Ötzi’s DNA has finally been sequenced. An international team published the almost complete DNA of the Iceman Ötzi from the Tyrolean Alps in the journal Nature Communications.
The Iceman’s 5,300-year-old body was discovered in 1991 by hikers near the Italian-Austrian border in the Alps. It was well preserved and has become one of the most studied cadavers. Ötzi suffered from hardened arteries and tooth cavities, had tattoos, and gorged on ibex before dying from an arrow lodged in his back.
Albert Zink, head of the Institute for Mummies and the Iceman in Bolzano, Italy, is the leader of the new sequencing study.
In 2008, researchers revealed that the complete sequence of DNA taken from Ötzi’s cellular mitochondria contained mutations not present in modern-day populations. This led to speculation that Ötzi had belonged to a people that had vanished from Europe.
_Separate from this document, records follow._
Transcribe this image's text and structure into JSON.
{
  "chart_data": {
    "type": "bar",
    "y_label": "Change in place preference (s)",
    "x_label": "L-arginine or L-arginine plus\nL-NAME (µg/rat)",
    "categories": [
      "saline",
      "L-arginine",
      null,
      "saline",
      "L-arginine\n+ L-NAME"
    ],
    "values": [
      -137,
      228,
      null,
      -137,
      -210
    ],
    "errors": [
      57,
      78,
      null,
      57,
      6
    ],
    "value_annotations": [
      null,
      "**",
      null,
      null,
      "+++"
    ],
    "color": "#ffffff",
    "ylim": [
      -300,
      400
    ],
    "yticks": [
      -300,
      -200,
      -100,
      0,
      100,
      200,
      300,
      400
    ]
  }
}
Ötzi had brown eyes, his blood type was O, and he was lactose intolerant. He had a genetic predisposition for heart disease and also had Lyme disease.
Ötzi’s Y chromosomes possess mutations that are now only commonly found in men from Sardinia and Corsica. His nuclear genome puts his closest present-day relatives in the same area. It’s possible that Ötzi’s kind lived across Europe, before they vanished out or interbred with other groups everywhere except on those islands.
Reference: “New insights into the Tyrolean Iceman’s origin and phenotype as inferred by whole-genome sequencing” by Andreas Keller, Angela Graefen, Markus Ball, Mark Matzas, Valesca Boisguerin, Frank Maixner, Petra Leidinger, Christina Backes, Rabab Khairat, Michael Forster, Björn Stade, Andre Franke, Jens Mayer, Jessica Spangler, Stephen McLaughlin, Minita Shah, Clarence Lee, Timothy T. Harkins, Alexander Sartori, Andres Moreno-Estrada, Brenna Henn, Martin Sikora, Ornella Semino, Jacques Chiaroni, Siiri Rootsi, Natalie M. Myres, Vicente M. Cabrera, Peter A. Underhill, Carlos D. Bustamante, Eduard Egarter Vigl, Marco Samadelli, Giovanna Cipollini, Jan Haas, Hugo Katus, Brian D. O’Connor, Marc R.J. Carlson, Benjamin Meder, Nikolaus Blin, Eckart Meese, Carsten M. Pusch and Albert Zink, 28 February 2012, Nature Communications.